2. Baso

1.1K 52 9
                                    

Klarasa merasa gugup sekaligus cemas di hari pertama dia bekerja. Ia takut melakukan banyak kesalahan saat bekerja. Ia tidak mau dipecat. Baru saja bekerja masa sudah dipecat. Tapi untungnya ia akan dibimbing dulu selama sebulan oleh mantan sekretaris.

Ia duduk di meja sekretaris yang berada tepat di depan ruangan CEO, alias cowo aneh yang selalu menyebut dirinya tidak tua. Ia tidak habis pikir dengan bos barunya itu.

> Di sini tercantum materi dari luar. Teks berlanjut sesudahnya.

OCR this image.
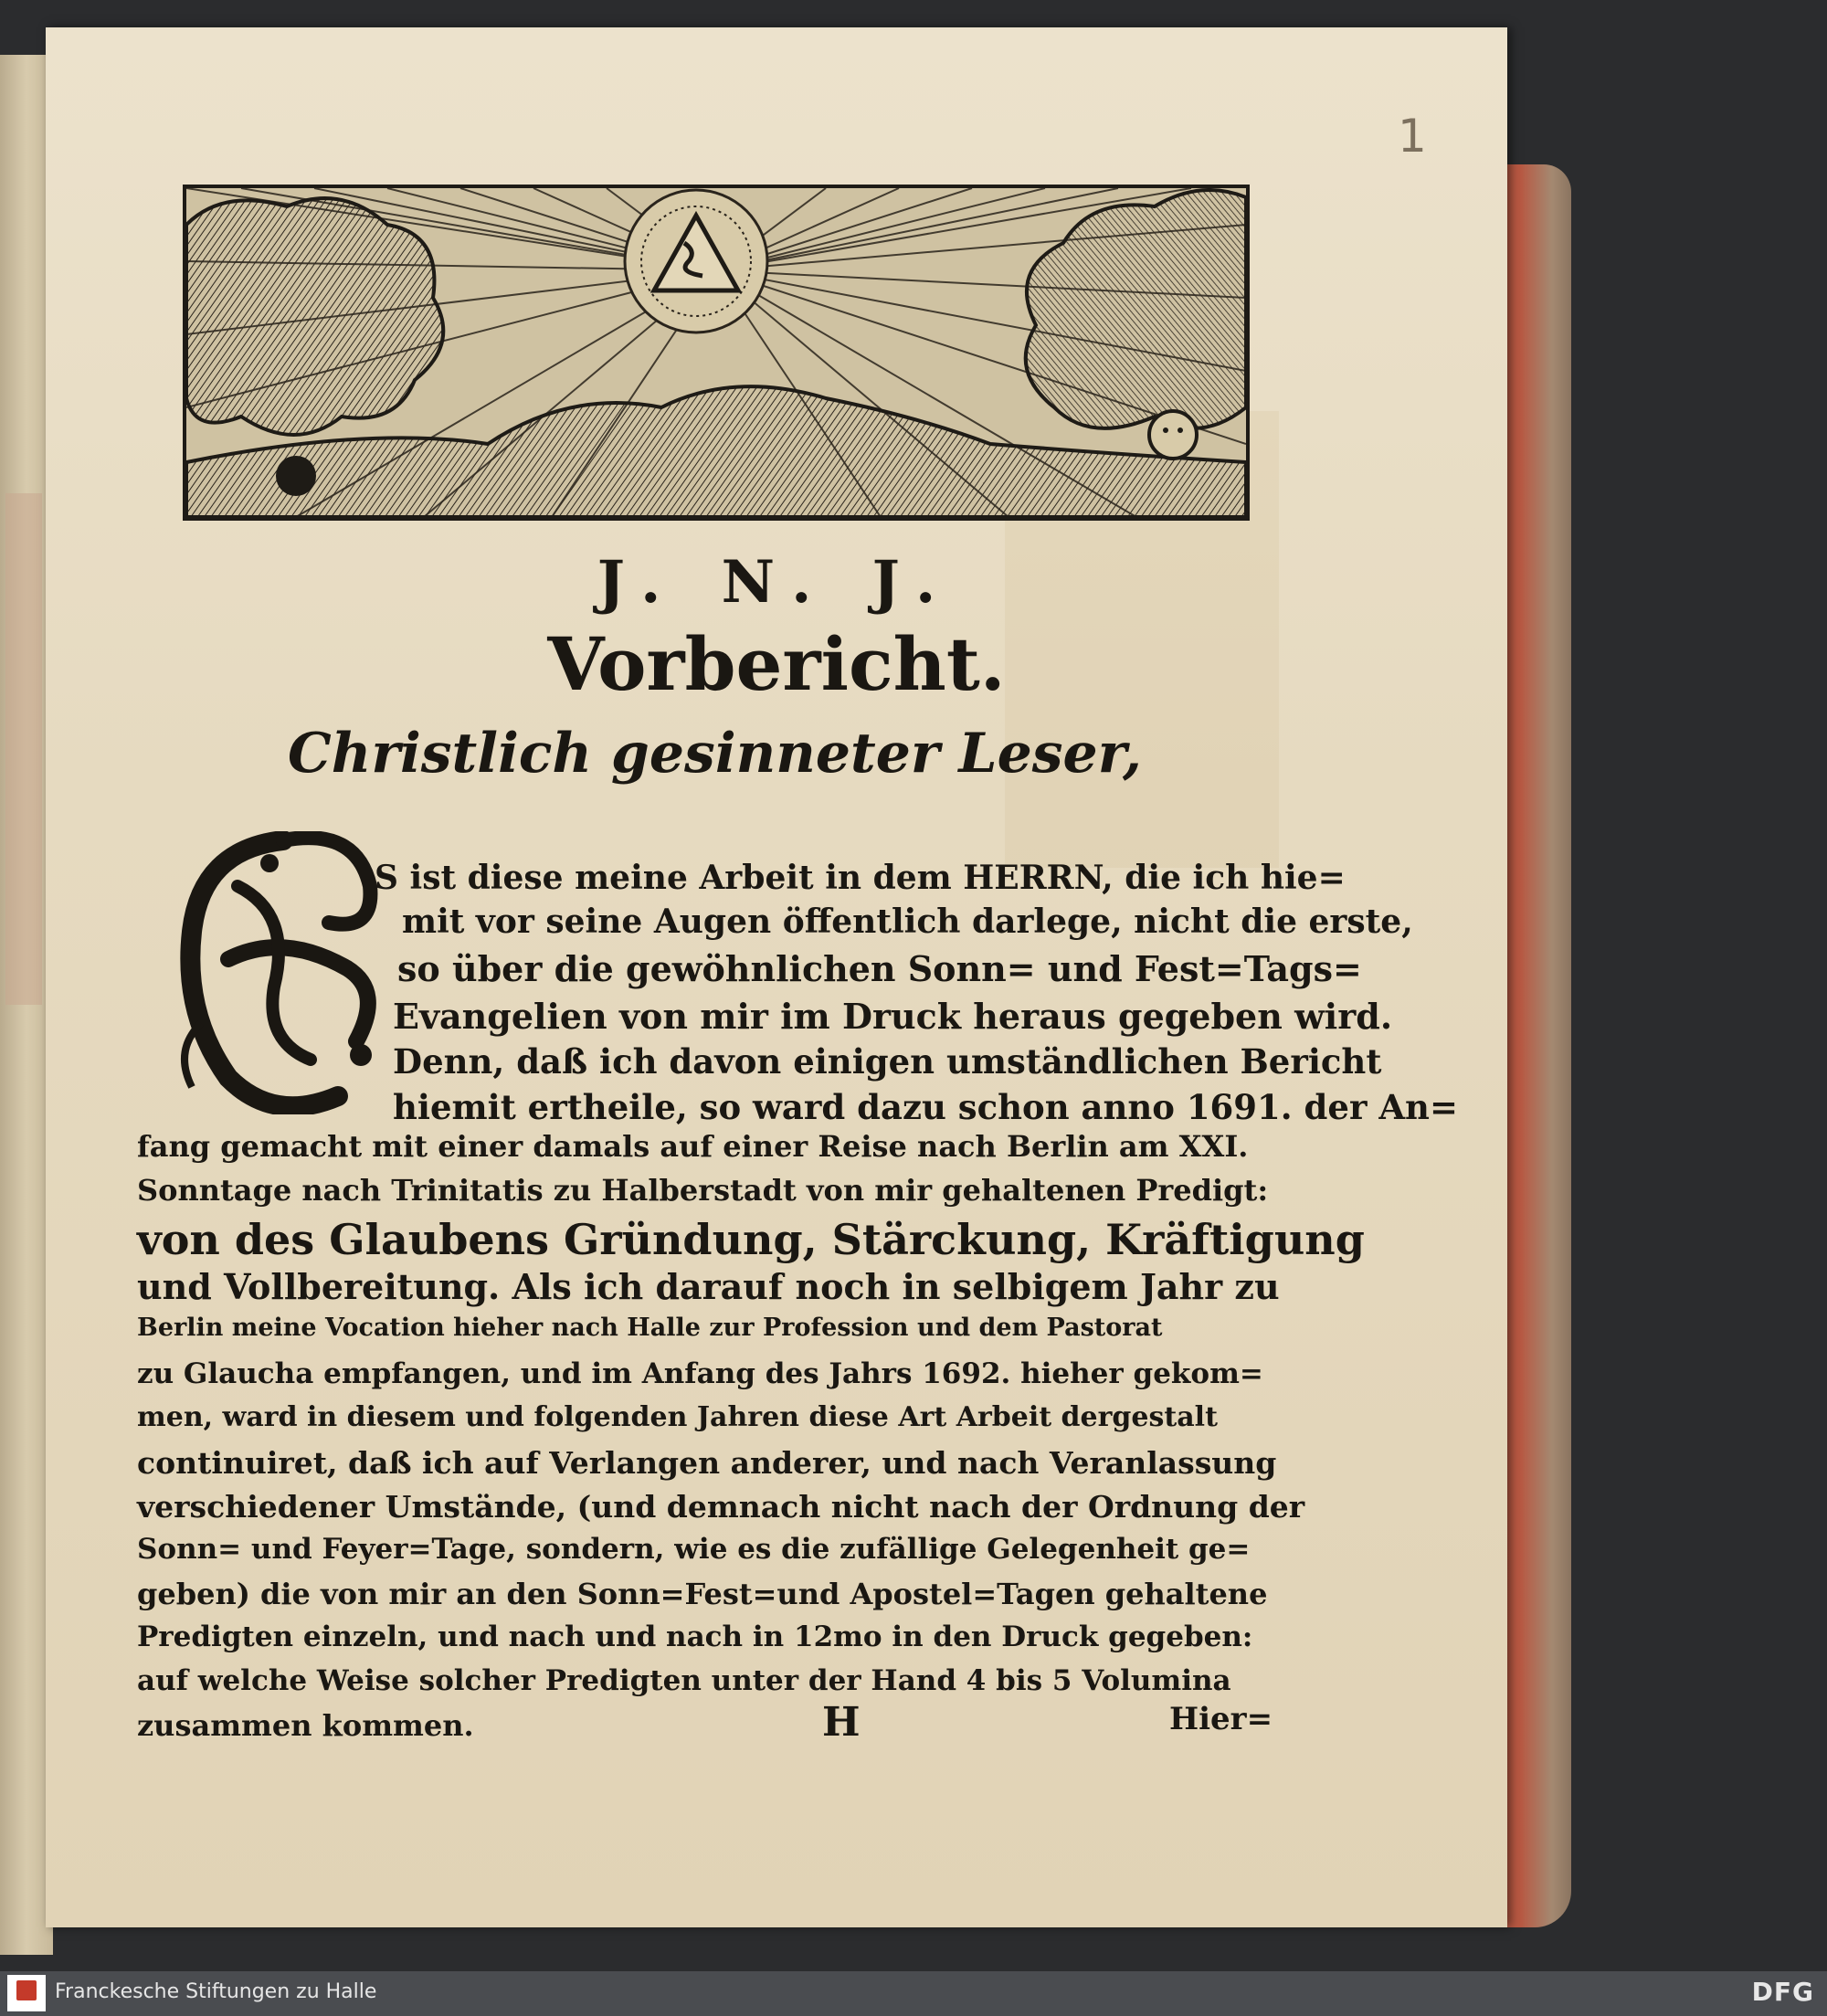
1
J. N. J.
Vorbericht.
Christlich gesinneter Leser,
S ist diese meine Arbeit in dem HERRN, die ich hie=
mit vor seine Augen öffentlich darlege, nicht die erste,
so über die gewöhnlichen Sonn= und Fest=Tags=
Evangelien von mir im Druck heraus gegeben wird.
Denn, daß ich davon einigen umständlichen Bericht
hiemit ertheile, so ward dazu schon anno 1691. der An=
fang gemacht mit einer damals auf einer Reise nach Berlin am XXI.
Sonntage nach Trinitatis zu Halberstadt von mir gehaltenen Predigt:
von des Glaubens Gründung, Stärckung, Kräftigung
und Vollbereitung. Als ich darauf noch in selbigem Jahr zu
Berlin meine Vocation hieher nach Halle zur Profession und dem Pastorat
zu Glaucha empfangen, und im Anfang des Jahrs 1692. hieher gekom=
men, ward in diesem und folgenden Jahren diese Art Arbeit dergestalt
continuiret, daß ich auf Verlangen anderer, und nach Veranlassung
verschiedener Umstände, (und demnach nicht nach der Ordnung der
Sonn= und Feyer=Tage, sondern, wie es die zufällige Gelegenheit ge=
geben) die von mir an den Sonn=Fest=und Apostel=Tagen gehaltene
Predigten einzeln, und nach und nach in 12mo in den Druck gegeben:
auf welche Weise solcher Predigten unter der Hand 4 bis 5 Volumina
zusammen kommen.	H	Hier=
Franckesche Stiftungen zu Halle	DFG
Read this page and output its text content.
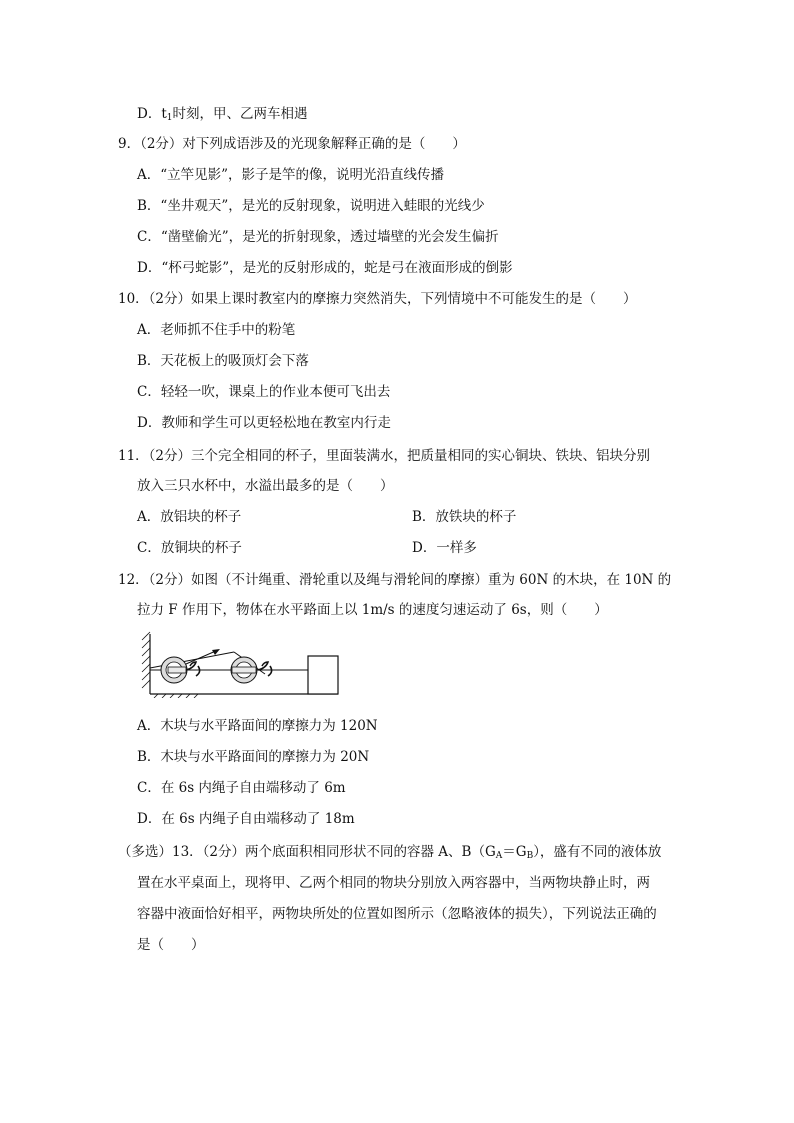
D．$t_1$时刻，甲、乙两车相遇
9．（2分）对下列成语涉及的光现象解释正确的是（　　）
A．“立竿见影”，影子是竿的像，说明光沿直线传播
B．“坐井观天”，是光的反射现象，说明进入蛙眼的光线少
C．“凿壁偷光”，是光的折射现象，透过墙壁的光会发生偏折
D．“杯弓蛇影”，是光的反射形成的，蛇是弓在液面形成的倒影
10．（2分）如果上课时教室内的摩擦力突然消失，下列情境中不可能发生的是（　　）
A．老师抓不住手中的粉笔
B．天花板上的吸顶灯会下落
C．轻轻一吹，课桌上的作业本便可飞出去
D．教师和学生可以更轻松地在教室内行走
11．（2分）三个完全相同的杯子，里面装满水，把质量相同的实心铜块、铁块、铝块分别
放入三只水杯中，水溢出最多的是（　　）
A．放铝块的杯子	B．放铁块的杯子
C．放铜块的杯子	D．一样多
12．（2分）如图（不计绳重、滑轮重以及绳与滑轮间的摩擦）重为 60N 的木块，在 10N 的
拉力 F 作用下，物体在水平路面上以 1m/s 的速度匀速运动了 6s，则（　　）
A．木块与水平路面间的摩擦力为 120N
B．木块与水平路面间的摩擦力为 20N
C．在 6s 内绳子自由端移动了 6m
D．在 6s 内绳子自由端移动了 18m
（多选）13．（2分）两个底面积相同形状不同的容器 A、$B(G_A=G_B)$，盛有不同的液体放
置在水平桌面上，现将甲、乙两个相同的物块分别放入两容器中，当两物块静止时，两
容器中液面恰好相平，两物块所处的位置如图所示（忽略液体的损失），下列说法正确的
是（　　）
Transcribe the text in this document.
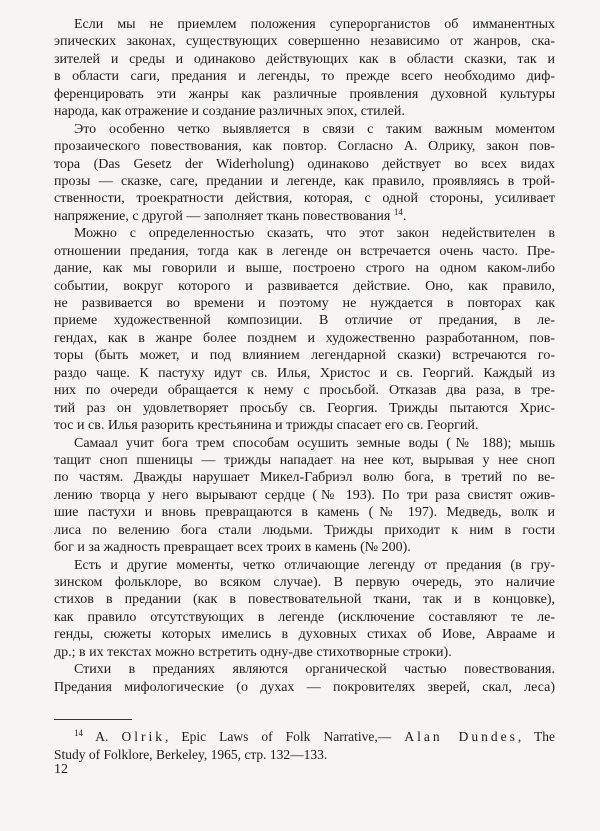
Если мы не приемлем положения суперорганистов об имманентных
эпических законах, существующих совершенно независимо от жанров, ска-
зителей и среды и одинаково действующих как в области сказки, так и
в области саги, предания и легенды, то прежде всего необходимо диф-
ференцировать эти жанры как различные проявления духовной культуры
народа, как отражение и создание различных эпох, стилей.
Это особенно четко выявляется в связи с таким важным моментом
прозаического повествования, как повтор. Согласно А. Олрику, закон пов-
тора (Das Gesetz der Widerholung) одинаково действует во всех видах
прозы — сказке, саге, предании и легенде, как правило, проявляясь в трой-
ственности, троекратности действия, которая, с одной стороны, усиливает
напряжение, с другой — заполняет ткань повествования $^{14}$.
Можно с определенностью сказать, что этот закон недействителен в
отношении предания, тогда как в легенде он встречается очень часто. Пре-
дание, как мы говорили и выше, построено строго на одном каком-либо
событии, вокруг которого и развивается действие. Оно, как правило,
не развивается во времени и поэтому не нуждается в повторах как
приеме художественной композиции. В отличие от предания, в ле-
гендах, как в жанре более позднем и художественно разработанном, пов-
торы (быть может, и под влиянием легендарной сказки) встречаются го-
раздо чаще. К пастуху идут св. Илья, Христос и св. Георгий. Каждый из
них по очереди обращается к нему с просьбой. Отказав два раза, в тре-
тий раз он удовлетворяет просьбу св. Георгия. Трижды пытаются Хрис-
тос и св. Илья разорить крестьянина и трижды спасает его св. Георгий.
Самаал учит бога трем способам осушить земные воды (№ 188); мышь
тащит сноп пшеницы — трижды нападает на нее кот, вырывая у нее сноп
по частям. Дважды нарушает Микел-Габриэл волю бога, в третий по ве-
лению творца у него вырывают сердце (№ 193). По три раза свистят ожив-
шие пастухи и вновь превращаются в камень (№ 197). Медведь, волк и
лиса по велению бога стали людьми. Трижды приходит к ним в гости
бог и за жадность превращает всех троих в камень (№ 200).
Есть и другие моменты, четко отличающие легенду от предания (в гру-
зинском фольклоре, во всяком случае). В первую очередь, это наличие
стихов в предании (как в повествовательной ткани, так и в концовке),
как правило отсутствующих в легенде (исключение составляют те ле-
генды, сюжеты которых имелись в духовных стихах об Иове, Аврааме и
др.; в их текстах можно встретить одну-две стихотворные строки).
Стихи в преданиях являются органической частью повествования.
Предания мифологические (о духах — покровителях зверей, скал, леса)
$^{14}$ A. Olrik, Epic Laws of Folk Narrative,— Alan Dundes, The
Study of Folklore, Berkeley, 1965, стр. 132—133.
12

Omong omong soal bos barunya, ia masih tidak tau namanya sampai sekarang. Klarasa terkekeh bodoh, nama bos sendiri tidak tahu.

Baru saja memikirkan tentang manusia itu, Klarasa melihat bosnya keluar dari lift dan berjalan ke arahnya. Ralat, ke arah ruangan yang pintunya berada dekat dengannya.

Klarasa buru buru berdiri dan membungkukan tubuhnya sedikit.

"Selamat pagi pak!" Sapa Klarasa seraya tersenyum manis.

"Ada yang bisa saya bantu?" tanya Klarasa lagi, ia berinisiatif untuk menawarkan bantuan pada bosnya, barangkali bos nya ingin minum kopi atau teh. Intinya dia harus menjadi sekretaris yang baik!

"Ngapain sih kamu? kamu mau deket deket saya kan? Huh! aneh saya sama cewe cewe, saya tau saya itu ganteng. Tolong tidak usah agresif seperti itu,"
jawab bosnya. Klarasa menganga, jantungnya seperti akan meledak menahan emosi.

"Apa katanya tadi? Mau deket deket sama dia? Ditawarin bantuan malah geer! Dasar gila! Dongo! Kegeeran! So ganteng!" Klarasa meyumpah serapahi pria itu seraya menunjuk-nunjuk bosnya yang sudah berlalu ke ruangannya.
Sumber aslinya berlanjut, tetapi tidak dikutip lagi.